Did you know? The pain of pericarditis actually changes with changes in body position!

Pericarditis is an inflammation of the fibrous sac surrounding the heart (pericardium). Its symptoms often include sudden, sharp chest pain that may extend into the shoulders, neck, or back. According to research, this pain is usually less severe when sitting up or leaning forward, but can increase significantly when lying down or taking deep breaths.

The location and change of pain is an important feature of pericarditis, which makes it diagnostically different from a heart attack.

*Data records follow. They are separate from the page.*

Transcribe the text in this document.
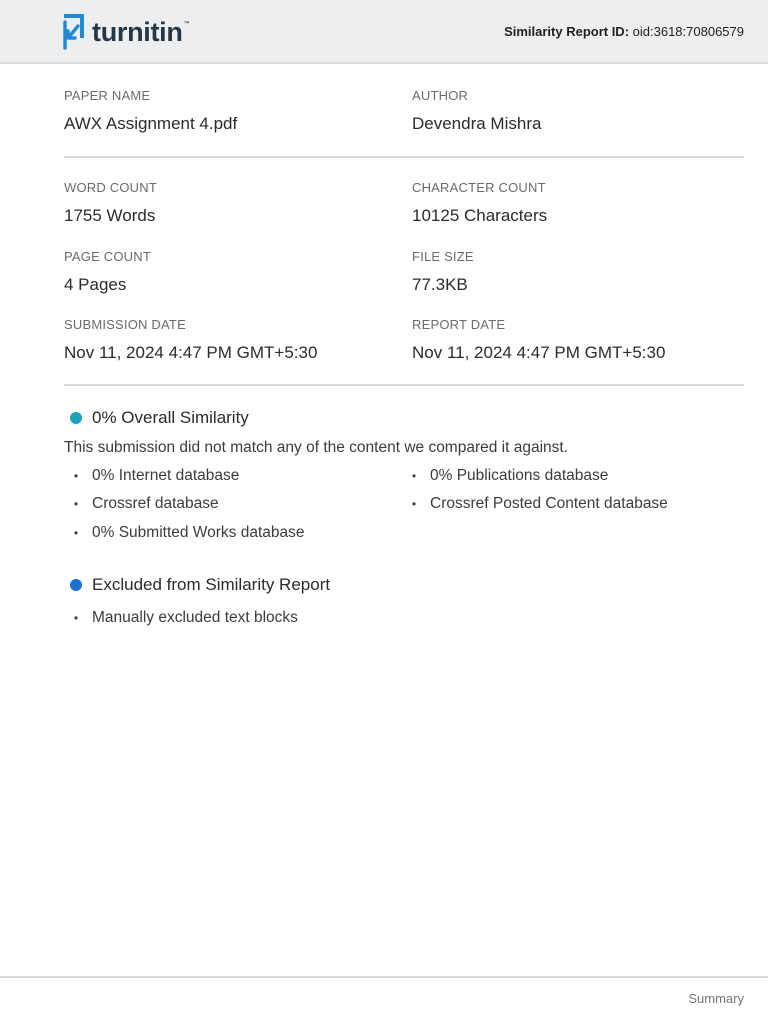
turnitin ™	Similarity Report ID: oid:3618:70806579
PAPER NAME
AWX Assignment 4.pdf
AUTHOR
Devendra Mishra
WORD COUNT
1755 Words
CHARACTER COUNT
10125 Characters
PAGE COUNT
4 Pages
FILE SIZE
77.3KB
SUBMISSION DATE
Nov 11, 2024 4:47 PM GMT+5:30
REPORT DATE
Nov 11, 2024 4:47 PM GMT+5:30
0% Overall Similarity
This submission did not match any of the content we compared it against.
• 0% Internet database
• Crossref database
• 0% Submitted Works database
• 0% Publications database
• Crossref Posted Content database
Excluded from Similarity Report
• Manually excluded text blocks
Summary
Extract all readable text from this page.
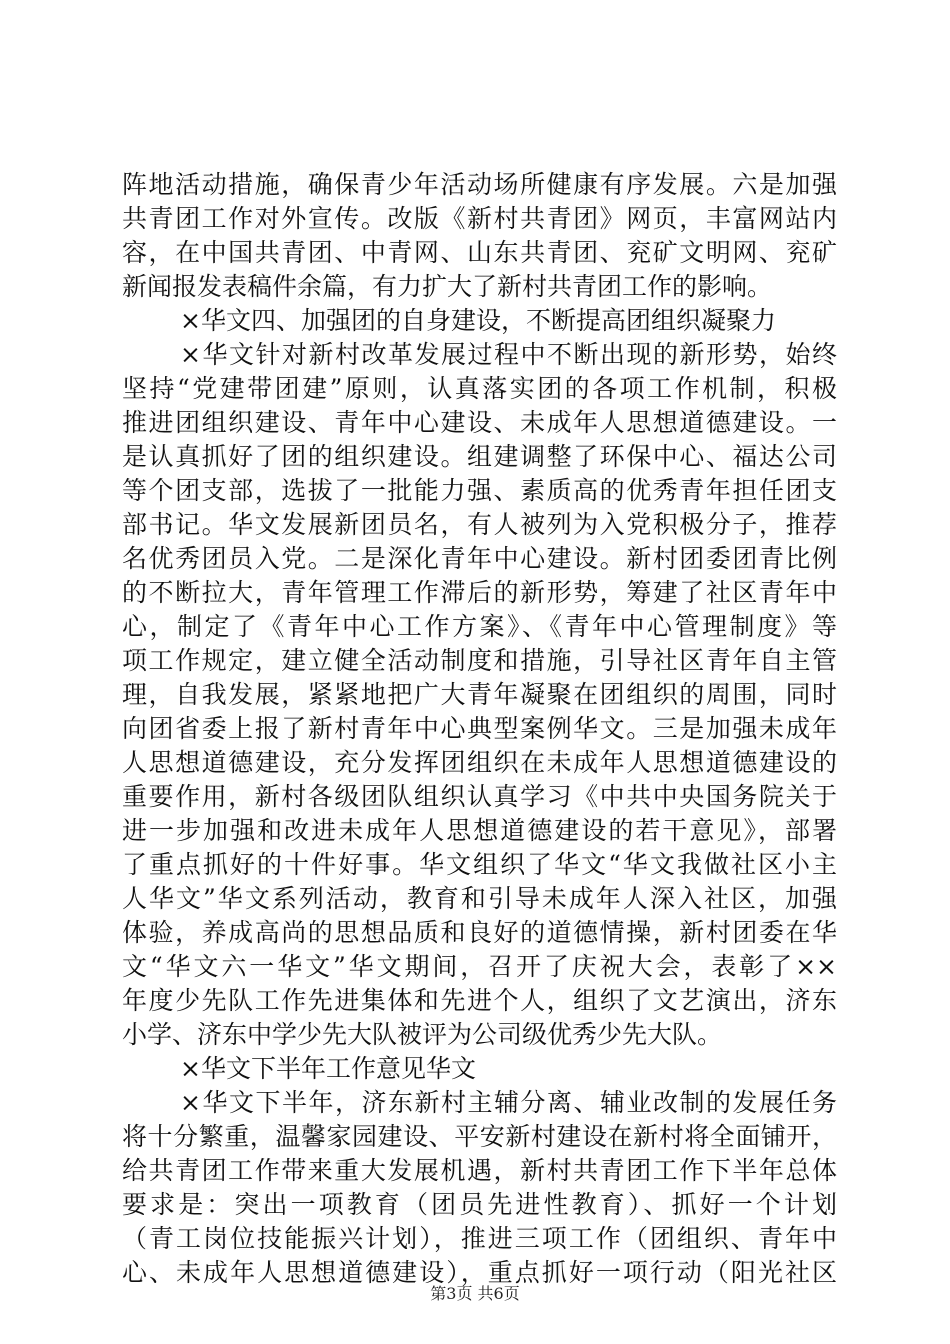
阵地活动措施，确保青少年活动场所健康有序发展。六是加强
共青团工作对外宣传。改版《新村共青团》网页，丰富网站内
容，在中国共青团、中青网、山东共青团、兖矿文明网、兖矿
新闻报发表稿件余篇，有力扩大了新村共青团工作的影响。
×华文四、加强团的自身建设，不断提高团组织凝聚力
×华文针对新村改革发展过程中不断出现的新形势，始终
坚持“党建带团建”原则，认真落实团的各项工作机制，积极
推进团组织建设、青年中心建设、未成年人思想道德建设。一
是认真抓好了团的组织建设。组建调整了环保中心、福达公司
等个团支部，选拔了一批能力强、素质高的优秀青年担任团支
部书记。华文发展新团员名，有人被列为入党积极分子，推荐
名优秀团员入党。二是深化青年中心建设。新村团委团青比例
的不断拉大，青年管理工作滞后的新形势，筹建了社区青年中
心，制定了《青年中心工作方案》、《青年中心管理制度》等
项工作规定，建立健全活动制度和措施，引导社区青年自主管
理，自我发展，紧紧地把广大青年凝聚在团组织的周围，同时
向团省委上报了新村青年中心典型案例华文。三是加强未成年
人思想道德建设，充分发挥团组织在未成年人思想道德建设的
重要作用，新村各级团队组织认真学习《中共中央国务院关于
进一步加强和改进未成年人思想道德建设的若干意见》，部署
了重点抓好的十件好事。华文组织了华文“华文我做社区小主
人华文”华文系列活动，教育和引导未成年人深入社区，加强
体验，养成高尚的思想品质和良好的道德情操，新村团委在华
文“华文六一华文”华文期间，召开了庆祝大会，表彰了××
年度少先队工作先进集体和先进个人，组织了文艺演出，济东
小学、济东中学少先大队被评为公司级优秀少先大队。
×华文下半年工作意见华文
×华文下半年，济东新村主辅分离、辅业改制的发展任务
将十分繁重，温馨家园建设、平安新村建设在新村将全面铺开，
给共青团工作带来重大发展机遇，新村共青团工作下半年总体
要求是：突出一项教育（团员先进性教育）、抓好一个计划
（青工岗位技能振兴计划），推进三项工作（团组织、青年中
心、未成年人思想道德建设），重点抓好一项行动（阳光社区
第3页 共6页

Other symptoms of pericarditis include fever, weakness, heart palpitations, and shortness of breath. Although the onset of symptoms is usually sudden, some patients experience a gradual worsening. The cause of pericarditis is often unknown, but it is thought to be mostly caused by a viral infection. Other possible causes include bacterial infections (such as tuberculosis), heart attack, cancer, autoimmune diseases, and chest trauma.

Diagnosis process

For the diagnosis of pericarditis, doctors usually base their judgment on the characteristics of chest pain, pericardial friction during auscultation, specific electrocardiogram changes, and fluid around the heart. A heart attack can cause symptoms similar to those of pericarditis, but certain differences between the two often make the diagnosis clear.

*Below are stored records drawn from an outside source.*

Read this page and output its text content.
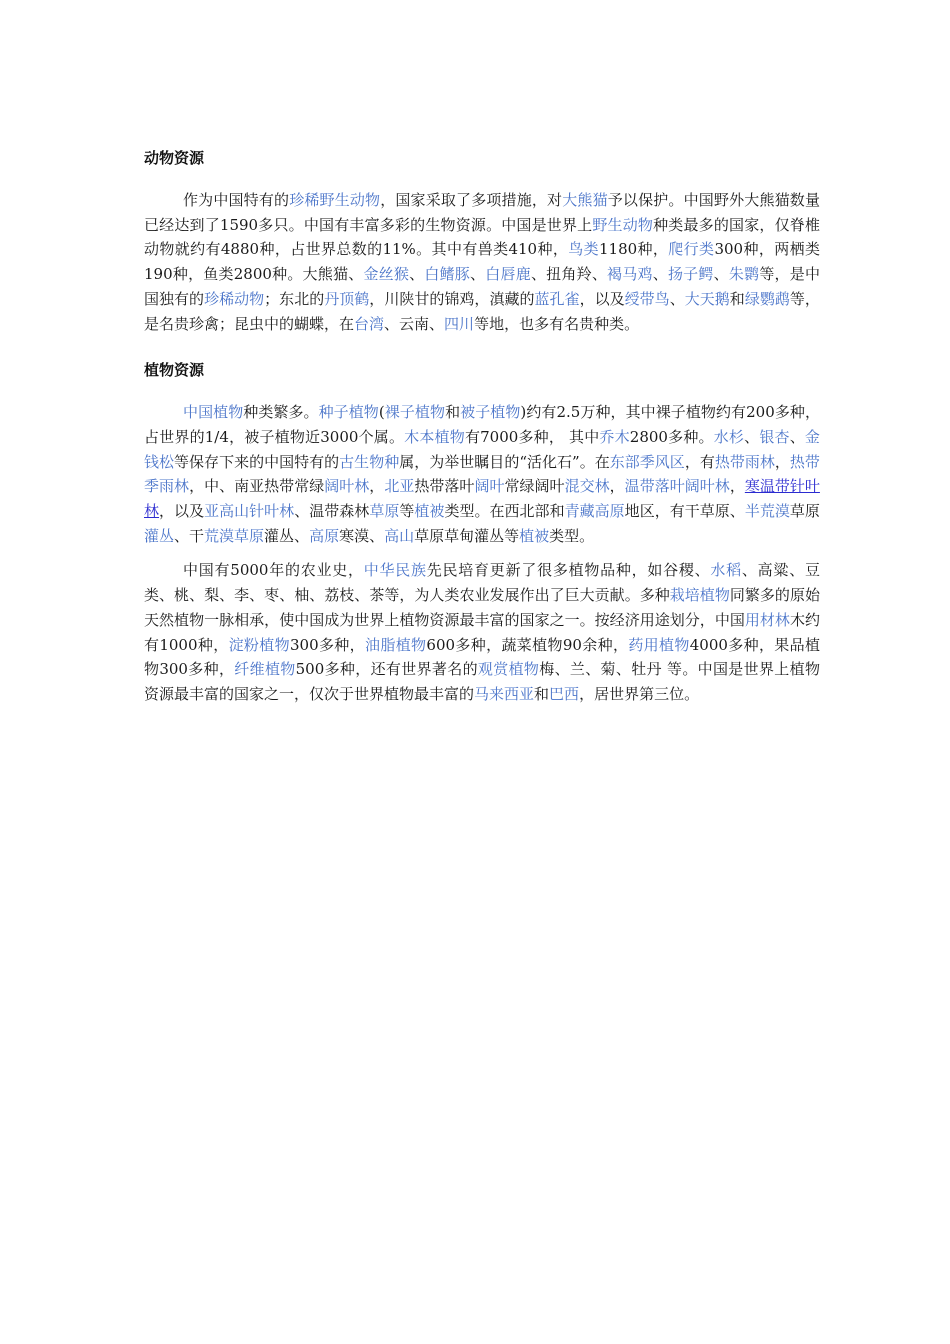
动物资源

作为中国特有的珍稀野生动物，国家采取了多项措施，对大熊猫予以保护。中国野外大熊猫数量已经达到了1590多只。中国有丰富多彩的生物资源。中国是世界上野生动物种类最多的国家，仅脊椎动物就约有4880种，占世界总数的11%。其中有兽类410种，鸟类1180种，爬行类300种，两栖类190种，鱼类2800种。大熊猫、金丝猴、白鳍豚、白唇鹿、扭角羚、褐马鸡、扬子鳄、朱鹮等，是中国独有的珍稀动物；东北的丹顶鹤，川陕甘的锦鸡，滇藏的蓝孔雀，以及绶带鸟、大天鹅和绿鹦鹉等，是名贵珍禽；昆虫中的蝴蝶，在台湾、云南、四川等地，也多有名贵种类。

植物资源

中国植物种类繁多。种子植物(裸子植物和被子植物)约有2.5万种，其中裸子植物约有200多种，占世界的1/4，被子植物近3000个属。木本植物有7000多种， 其中乔木2800多种。水杉、银杏、金钱松等保存下来的中国特有的古生物种属，为举世瞩目的“活化石”。在东部季风区，有热带雨林，热带季雨林，中、南亚热带常绿阔叶林，北亚热带落叶阔叶常绿阔叶混交林，温带落叶阔叶林，寒温带针叶林，以及亚高山针叶林、温带森林草原等植被类型。在西北部和青藏高原地区，有干草原、半荒漠草原灌丛、干荒漠草原灌丛、高原寒漠、高山草原草甸灌丛等植被类型。

中国有5000年的农业史，中华民族先民培育更新了很多植物品种，如谷稷、水稻、高粱、豆类、桃、梨、李、枣、柚、荔枝、茶等，为人类农业发展作出了巨大贡献。多种栽培植物同繁多的原始天然植物一脉相承，使中国成为世界上植物资源最丰富的国家之一。按经济用途划分，中国用材林木约有1000种，淀粉植物300多种，油脂植物600多种，蔬菜植物90余种，药用植物4000多种，果品植物300多种，纤维植物500多种，还有世界著名的观赏植物梅、兰、菊、牡丹 等。中国是世界上植物资源最丰富的国家之一，仅次于世界植物最丰富的马来西亚和巴西，居世界第三位。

The classic manifestation of pericarditis is a pericardial friction rub audible on auscultation, which is usually located beneath the left heart near the sternum.

Diversity of symptoms

The main symptom of pericarditis is chest pain, which usually starts from the lower heart or left side of the chest and radiates upward to the end of the shoulder blade. The pain is relieved when sitting or bending over, but worsens when lying down or breathing in. In addition to chest pain, other possible symptoms include a dry cough, fever, fatigue, and anxiety.

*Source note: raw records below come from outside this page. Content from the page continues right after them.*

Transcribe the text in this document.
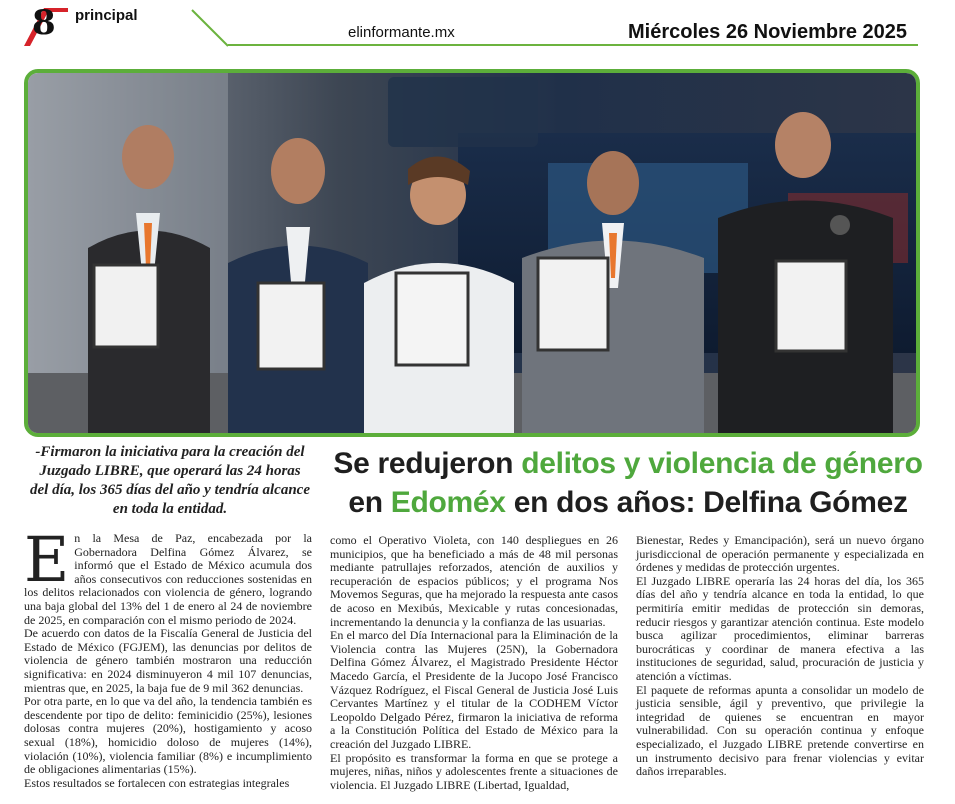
8 principal
elinformante.mx	Miércoles 26 Noviembre 2025
-Firmaron la iniciativa para la creación del Juzgado LIBRE, que operará las 24 horas del día, los 365 días del año y tendría alcance en toda la entidad.
Se redujeron delitos y violencia de género
en Edoméx en dos años: Delfina Gómez
E n la Mesa de Paz, encabezada por la Gobernadora Delfina Gómez Álvarez, se informó que el Estado de México acumula dos años consecutivos con reducciones sostenidas en los delitos relacionados con violencia de género, logrando una baja global del 13% del 1 de enero al 24 de noviembre de 2025, en comparación con el mismo periodo de 2024.

De acuerdo con datos de la Fiscalía General de Justicia del Estado de México (FGJEM), las denuncias por delitos de violencia de género también mostraron una reducción significativa: en 2024 disminuyeron 4 mil 107 denuncias, mientras que, en 2025, la baja fue de 9 mil 362 denuncias.

Por otra parte, en lo que va del año, la tendencia también es descendente por tipo de delito: feminicidio (25%), lesiones dolosas contra mujeres (20%), hostigamiento y acoso sexual (18%), homicidio doloso de mujeres (14%), violación (10%), violencia familiar (8%) e incumplimiento de obligaciones alimentarias (15%).

Estos resultados se fortalecen con estrategias integrales

como el Operativo Violeta, con 140 despliegues en 26 municipios, que ha beneficiado a más de 48 mil personas mediante patrullajes reforzados, atención de auxilios y recuperación de espacios públicos; y el programa Nos Movemos Seguras, que ha mejorado la respuesta ante casos de acoso en Mexibús, Mexicable y rutas concesionadas, incrementando la denuncia y la confianza de las usuarias.

En el marco del Día Internacional para la Eliminación de la Violencia contra las Mujeres (25N), la Gobernadora Delfina Gómez Álvarez, el Magistrado Presidente Héctor Macedo García, el Presidente de la Jucopo José Francisco Vázquez Rodríguez, el Fiscal General de Justicia José Luis Cervantes Martínez y el titular de la CODHEM Víctor Leopoldo Delgado Pérez, firmaron la iniciativa de reforma a la Constitución Política del Estado de México para la creación del Juzgado LIBRE.

El propósito es transformar la forma en que se protege a mujeres, niñas, niños y adolescentes frente a situaciones de violencia. El Juzgado LIBRE (Libertad, Igualdad,

Bienestar, Redes y Emancipación), será un nuevo órgano jurisdiccional de operación permanente y especializada en órdenes y medidas de protección urgentes.

El Juzgado LIBRE operaría las 24 horas del día, los 365 días del año y tendría alcance en toda la entidad, lo que permitiría emitir medidas de protección sin demoras, reducir riesgos y garantizar atención continua. Este modelo busca agilizar procedimientos, eliminar barreras burocráticas y coordinar de manera efectiva a las instituciones de seguridad, salud, procuración de justicia y atención a víctimas.

El paquete de reformas apunta a consolidar un modelo de justicia sensible, ágil y preventivo, que privilegie la integridad de quienes se encuentran en mayor vulnerabilidad. Con su operación continua y enfoque especializado, el Juzgado LIBRE pretende convertirse en un instrumento decisivo para frenar violencias y evitar daños irreparables.
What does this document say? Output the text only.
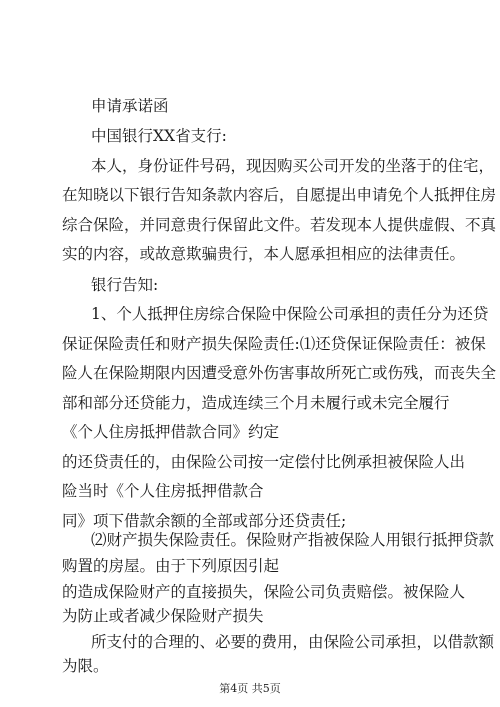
申请承诺函
中国银行XX省支行:
本人，身份证件号码，现因购买公司开发的坐落于的住宅，
在知晓以下银行告知条款内容后，自愿提出申请免个人抵押住房
综合保险，并同意贵行保留此文件。若发现本人提供虚假、不真
实的内容，或故意欺骗贵行，本人愿承担相应的法律责任。
银行告知:
1、个人抵押住房综合保险中保险公司承担的责任分为还贷
保证保险责任和财产损失保险责任:⑴还贷保证保险责任：被保
险人在保险期限内因遭受意外伤害事故所死亡或伤残，而丧失全
部和部分还贷能力，造成连续三个月未履行或未完全履行
《个人住房抵押借款合同》约定
的还贷责任的，由保险公司按一定偿付比例承担被保险人出
险当时《个人住房抵押借款合
同》项下借款余额的全部或部分还贷责任;
⑵财产损失保险责任。保险财产指被保险人用银行抵押贷款
购置的房屋。由于下列原因引起
的造成保险财产的直接损失，保险公司负责赔偿。被保险人
为防止或者减少保险财产损失
所支付的合理的、必要的费用，由保险公司承担，以借款额
为限。
第4页 共5页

Because the symptoms of pericarditis are similar to those of a heart attack, some patients may be incorrectly diagnosed as having a heart attack.

Risk of complications

Pericarditis may progress to pericardial effusion and eventually cardiac tamponade. This usually follows the presentation of classic symptoms of pericarditis, and the patient then displays signs of cardiac tamponade, including lethargy, hypotension, distant heart sounds, and jugular venous distension. In some cases, an electrocardiogram or Holter monitor will show electrical alternans, which represent the heart shaking in the fluid-filled pericardium. Diagnosing cardiac tamponade usually requires transthoracic ultrasound.

Diverse causes

Pericarditis can have a variety of causes, including infection: viral, bacterial or fungal. Tuberculosis is a common cause in some countries, especially developing countries, while in developed countries about 85% of pericarditis cases are thought to be viral. Common viruses include coxsackievirus, herpes simplex virus, and measles virus.

In addition to infection, autoimmune diseases, heart attacks, and a variety of other factors can cause pericarditis.

Treatment options

For viral or unexplained pericarditis, treatment is usually based on nonsteroidal anti-inflammatory drugs (NSAIDs) such as aspirin, which may be combined with colchicine to reduce the risk of recurrence. In some serious cases, antibiotics, steroids, or pericardiocentesis may be necessary. In cases that do not provide relief with anti-inflammatory drugs, immunosuppressants and other new treatments may be considered.

Surgical removal of the pericardium (pericardiectomy) may also be considered in severe cases, which improves heart function but comes with certain risks.

Epidemiology

Pericarditis is a relatively rare disease, and according to statistics, about 3 people per 10,000 people are affected every year. The most commonly affected people are men between the ages of 20 and 50, and about 30% of cases experience multiple attacks.

Regardless of the cause, the pain associated with pericarditis changes with positioning undoubtedly presents unique diagnostic and treatment challenges for this disease. In this situation, how can we better help patients manage this pain?